Miguel Gryner, estudante da UFF: Como a Lu colocou, os tubarões da educação como Lehman, que participou do governo de transição, vem tendo seus interesses atendidos. O Ministro Camilo Santana e Lula já garantiram que não vão revogar a reforma do ensino médio, que vem precarizando a vida dos professores e exclui ainda mais quem estuda nas escolas públicas. Além disso, também querem passar no Congresso o Novo Arcabouço Fiscal, uma política que substitui o teto de gastos e ameaça a médio prazo a garantia de investimento constitucional da educação em nome de pagar a fraudulenta dívida pública. Essas políticas, o loteamento da FNDE para o Centrão e a não recomposição de mais de 10 anos de cortes demonstram que a educação seguirá sendo um problema estrutural no Governo Lula-Alckmin. O aumento parcial das bolsas em um valor de 2,5 Bi se dá por um valor menor do que o novo Orçamento Secreto de Arthur Lira dá o tom dos limites de um projeto para a educação pautado na conciliação com os capitalistas. Para uma universidade à serviço dos trabalhadores a educação e todo conhecimento não pode ser fonte de lucro, mas um direito de todos. Isso só pode ser conquistado pela nossa mobilização ao lado dos trabalhadores de forma independente desse governo que vem dando todas essas sinalizações aos empresários.
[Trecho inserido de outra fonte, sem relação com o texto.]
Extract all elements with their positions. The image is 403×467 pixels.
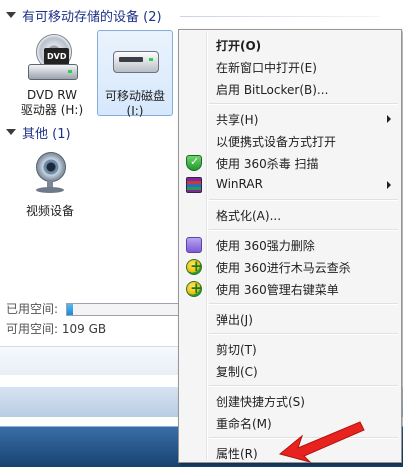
menu-separator <box>209 103 398 105</box>
menu-item-label: 以便携式设备方式打开 <box>216 135 337 149</box>
status-free: 可用空间: 109 GB <box>6 320 206 337</box>
menu-item-label: 在新窗口中打开(E) <box>216 61 317 75</box>
menu-separator <box>209 199 398 201</box>
webcam-icon <box>20 150 80 202</box>
menu-item[interactable]: 剪切(T) <box>181 338 399 360</box>
drive-dvd-rw[interactable]: DVD DVD RW 驱动器 (H:) <box>14 30 90 117</box>
menu-item-label: 复制(C) <box>216 365 258 379</box>
menu-item-label: 使用 360进行木马云查杀 <box>216 261 351 275</box>
menu-separator <box>209 333 398 335</box>
drive-sub: 驱动器 (H:) <box>20 103 84 117</box>
menu-item-label: 共享(H) <box>216 113 259 127</box>
status-used: 已用空间: <box>6 300 206 317</box>
group-divider <box>180 16 380 17</box>
menu-separator <box>209 385 398 387</box>
menu-item-label: 弹出(J) <box>216 313 253 327</box>
menu-item[interactable]: 使用 360强力删除 <box>181 234 399 256</box>
device-webcam[interactable]: 视频设备 <box>12 146 88 218</box>
menu-item[interactable]: 打开(O) <box>181 34 399 56</box>
free-value: 109 GB <box>61 322 107 336</box>
menu-separator <box>209 229 398 231</box>
winrar-icon <box>186 177 202 193</box>
dvd-drive-icon: DVD <box>22 34 82 86</box>
submenu-arrow-icon <box>387 181 391 189</box>
details-strip <box>0 346 185 375</box>
menu-item[interactable]: 在新窗口中打开(E) <box>181 56 399 78</box>
group-title: 其他 (1) <box>22 126 71 142</box>
menu-item-label: 剪切(T) <box>216 343 257 357</box>
menu-item[interactable]: 使用 360进行木马云查杀 <box>181 256 399 278</box>
menu-item-label: 格式化(A)... <box>216 209 282 223</box>
menu-item-label: WinRAR <box>216 177 263 191</box>
menu-item-label: 属性(R) <box>216 447 258 461</box>
plus-icon <box>186 257 203 275</box>
menu-separator <box>209 303 398 305</box>
menu-item-label: 使用 360管理右键菜单 <box>216 283 339 297</box>
drive-name: 可移动磁盘 <box>104 89 165 103</box>
menu-item[interactable]: WinRAR <box>181 174 399 196</box>
menu-item-label: 使用 360杀毒 扫描 <box>216 157 319 171</box>
shredder-icon <box>186 237 202 253</box>
plus-icon <box>186 279 203 297</box>
menu-item[interactable]: 格式化(A)... <box>181 204 399 226</box>
context-menu: 打开(O) 在新窗口中打开(E) 启用 BitLocker(B)... 共享(H) 以便… <box>178 29 402 463</box>
menu-item-label: 使用 360强力删除 <box>216 239 315 253</box>
group-title: 有可移动存储的设备 (2) <box>22 9 162 25</box>
collapse-triangle-icon[interactable] <box>6 129 16 135</box>
dvd-badge: DVD <box>44 48 70 65</box>
used-label: 已用空间: <box>6 302 59 316</box>
menu-item[interactable]: 以便携式设备方式打开 <box>181 130 399 152</box>
group-header-other[interactable]: 其他 (1) <box>0 123 71 142</box>
drive-sub: (I:) <box>126 104 144 118</box>
menu-item-label: 打开(O) <box>216 39 262 53</box>
menu-item-label: 创建快捷方式(S) <box>216 395 305 409</box>
used-space-fill <box>66 304 74 315</box>
submenu-arrow-icon <box>387 115 391 123</box>
menu-item-label: 重命名(M) <box>216 417 272 431</box>
removable-disk-icon <box>105 35 165 87</box>
collapse-triangle-icon[interactable] <box>6 12 16 18</box>
menu-item[interactable]: 创建快捷方式(S) <box>181 390 399 412</box>
menu-item[interactable]: 启用 BitLocker(B)... <box>181 78 399 100</box>
menu-item-label: 启用 BitLocker(B)... <box>216 83 329 97</box>
menu-item[interactable]: 使用 360杀毒 扫描 <box>181 152 399 174</box>
menu-item[interactable]: 复制(C) <box>181 360 399 382</box>
menu-item[interactable]: 弹出(J) <box>181 308 399 330</box>
menu-item[interactable]: 使用 360管理右键菜单 <box>181 278 399 300</box>
menu-item[interactable]: 共享(H) <box>181 108 399 130</box>
shield-icon <box>186 155 202 171</box>
group-header-removable[interactable]: 有可移动存储的设备 (2) <box>0 6 162 25</box>
drive-removable-disk[interactable]: 可移动磁盘 (I:) <box>97 30 173 118</box>
device-name: 视频设备 <box>25 204 74 218</box>
drive-name: DVD RW <box>26 88 77 102</box>
free-label: 可用空间: <box>6 322 59 336</box>
annotation-arrow-icon <box>278 421 365 463</box>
Pedro Viana, estudante da UFMG: Acreditamos muito no potencial da juventude aliada a classe trabalhadora, como vem sendo a intervenção dos nossos camaradas do Le Poing Levé na luta contra a reforma da previdência na França, do Left Voice nos EUA, que esteve nas ruas com o Black Lives Matter e com a Geração U fundando sindicatos contra bilionários capitalistas. Como fazem nossos companheiros que foram parte da rebelião no Chile e agora se enfrentam com os ataques do governo Boric, e os que estão lutando contra a golpista Dina Boluarte no Peru, que vergonhosamente contou com o apoio de Lula para se manter no poder, também nossos camaradas do PTS, que na Argentina vem se enfrentando com o ajuste do governo de Alberto Fernandez e com a extrema direita liberal de Javier Milei, construindo a Frente de Esquerda e dos Trabalhadores Unidade, que foi a terceira força política do país nas últimas eleições e está presente em todas as lutas para defender que es trabalhadores assumam o controle. Somos parte dessa juventude internacionalista que no Brasil quer se apropriar dessas experiências, resgatando também as lições de luta do movimento estudantil para poder despertar nessa nova geração, que de tanto os bolsonaristas falarem mal do comunismo quer conhecer essas ideias, a vontade serem sujeitos para atuar na luta por transformar essa sociedade pela raiz. Uma luta que vai muito além daquele pensamento gradualista que os reformistas tentam fazer parecer como a única alternativa possível, como se nosso destino fosse ir aos poucos conquistando terreno por dentro desse sistema e das suas instituições para avançar com as ideias socialistas e a revolução fosse um futuro distante. Quando na verdade essa é uma forma de canalizar a disposição que existe em nossa juventude para questionar esse sistema, vendendo a ideia de que podemos ter mais representatividade e uma sociedade mais “inclusiva e popular” sem acabar com os pilares que sustentam o capitalismo, o que só serve para impedir que possamos construir desde agora uma força revolucionária e comunista que tanto faz tremer os bolsonaristas e os capitalistas. Nossas chapas e intervenção rumo ao Conune estão a serviço de aprofundar esses debates e essas perspectivas.